La faim a une voix en Outaouais…
La faim a un nom et une voix, même ici en Outaouais, une région pourtant considérée comme étant riche. En ce 5 juin, Journée nationale contre la faim, ceux qui en souffrent ont exprimé leurs pensées dans une assiette vide, pourtant pleine de sens.
Ce mur de la faim, où s'entassaient les assiettes, a été affiché par Moisson Outaouais aux Galeries de Hull. Qualifié par Françoise Boivin de «mur de la honte», les messages qui y étaient inscrits étaient certes éloquents.
«"Je manque de concentration à l'école parce que je ne mange pas", a lu Jack Layton, chef du NPD. Impossible, dans un pays comme le Canada, avec une richesse qu'on a, qu'un enfant doive écrire une telle chose», estime-t-il.

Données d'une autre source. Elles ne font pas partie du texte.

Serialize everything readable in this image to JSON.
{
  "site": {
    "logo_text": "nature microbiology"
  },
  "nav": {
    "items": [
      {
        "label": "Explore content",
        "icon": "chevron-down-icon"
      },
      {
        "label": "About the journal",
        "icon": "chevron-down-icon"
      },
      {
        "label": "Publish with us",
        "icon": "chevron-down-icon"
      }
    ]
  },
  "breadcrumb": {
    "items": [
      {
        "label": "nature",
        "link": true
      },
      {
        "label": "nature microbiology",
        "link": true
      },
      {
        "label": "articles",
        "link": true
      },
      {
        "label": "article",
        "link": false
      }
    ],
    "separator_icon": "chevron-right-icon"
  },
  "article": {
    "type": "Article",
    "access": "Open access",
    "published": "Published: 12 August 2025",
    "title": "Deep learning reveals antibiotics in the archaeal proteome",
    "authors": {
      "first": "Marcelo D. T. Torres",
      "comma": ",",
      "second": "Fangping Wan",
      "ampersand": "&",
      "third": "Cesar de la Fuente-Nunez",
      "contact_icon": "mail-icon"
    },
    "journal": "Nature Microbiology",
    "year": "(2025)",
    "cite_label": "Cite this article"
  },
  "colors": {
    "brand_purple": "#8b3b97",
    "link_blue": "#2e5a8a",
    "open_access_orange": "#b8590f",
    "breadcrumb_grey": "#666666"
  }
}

Selon les statistiques de Moisson Outaouais, 23 000 personnes dans la région ne mangent pas à leur faim. De ce nombre, 9200 sont des enfants. Chaque mois, Moisson Outaouais vient en aide à 6500 personnes par l'entremise des organismes qu'il parraine. La moitié de ces personnes sont des enfants. «20% de cette clientèle sont des travailleurs, ou vivent dans un ménage où quelqu'un travaille», se désole Jean Pigeon, directeur chez Moisson Outaouais.
Lui-même père de trois enfants, dont le plus jeune vient à peine de naître, M. Pigeon sait que tout le monde, un jour ou l'autre, peut faire face à une problématique alimentaire: «Personne n'est à l'abri de la faim, de la pauvreté, estime-t-il. Il y a quelqu'un qui m'a dit un jour que donner à Centraide, c'était comme prendre une assurance. Car on ne sait jamais si on va en avoir besoin.»
Avec la crise alimentaire mondiale en cours présentement, les ressources risquent d'être encore plus difficiles à trouver, et les ventres à combler risquent d'augmenter. «On prévoit en 2009, selon les estimations des économistes, une augmentation des aliments de 3,5%. Habituellement c'est 0,4%. En trois ans, les aliments ont augmenté de 83% en général, selon la Banque mondiale. Toutes ces statistiques nous effraient, et on doit agir», résume Jean Pigeon.